Se colgaba de la cortina, ensayaba pasos de baile. Su número favorito consistía en tomar a una mujer invisible por el talle, doblarla en dos fingiendo un beso apasionado, lanzarse a un tango al ritmo de: «No desvalorices al ser humano, no desvalorices al ser humano». Ni siquiera Lorenzo podía dejar de reír.
—No te tomes tan en serio, redentor, no vale la pena. Mírame a mí, hermanito. No caigas en esa maligna superchería llamada «conciencia».
En la casa de Lucerna, nadie conocía las actividades de Lorenzo, ninguno sabía de la vida del otro, preferible mil veces flotar sobre los acontecimientos como don Joaquín, que vivía aferrado a su rutina: la copa en el Ritz a la una, el rosario a las siete, el bridge de los jueves, la misa dominical en La Profesa seguida por la comida familiar en casa de Carito Escandón.
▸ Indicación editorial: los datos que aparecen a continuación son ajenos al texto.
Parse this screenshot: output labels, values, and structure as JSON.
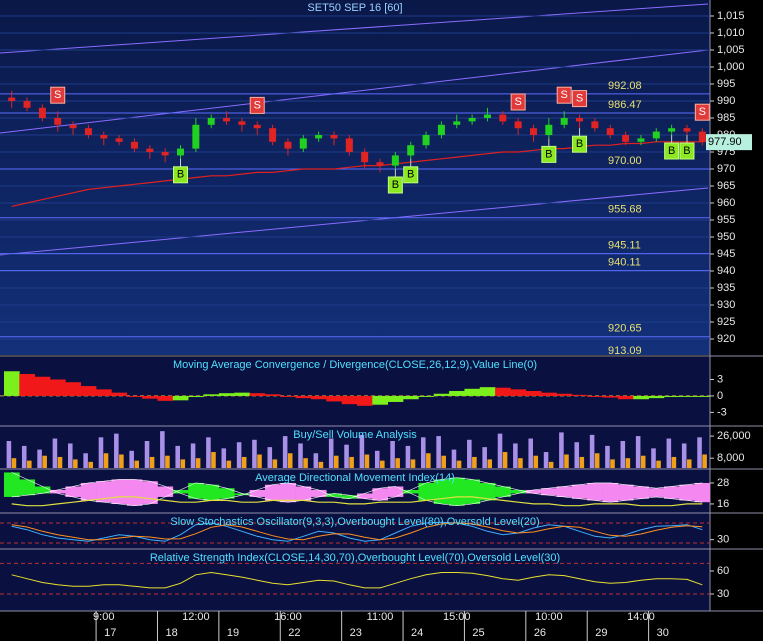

A la tía Tana le dio por pedirle a Lorenzo que acompañara a Lucía Arámburu y González Palafox a su casa cada vez que jugaban bridge, los jueves en la noche. De todas las amigas, era la de la boca más roja. Sus movimientos jóvenes la hacían levantarse de su asiento como un resorte. A Lorenzo le dio gusto escoltarla a su casa de la avenida Insurgentes y que lo llamara
darling
. Una noche le pidió que pasara y lo invitó a subir a la recámara. Con Cocorito, la mesera, Lorenzo había aprendido que las mujeres son más atrevidas que los hombres y llegó a la conclusión de que en ellas hay un elemento de locura, porque se tiran de cabeza ignorando dónde van a caer, pobrecitas, de veras, pobres. Cuando Lucía le dijo con la voz más cantarina del mundo: «Desvístete,
darling
», y al final: «Éste es un secreto entre tú y yo,
love
», aceptó de inmediato. ¿Cómo podía ocurrírsele que él fuera otra cosa que un caballero? Tampoco le diría que los senos de la mesera eran más juguetones porque le habían fascinado los suyos, dos peras maduras y en su punto.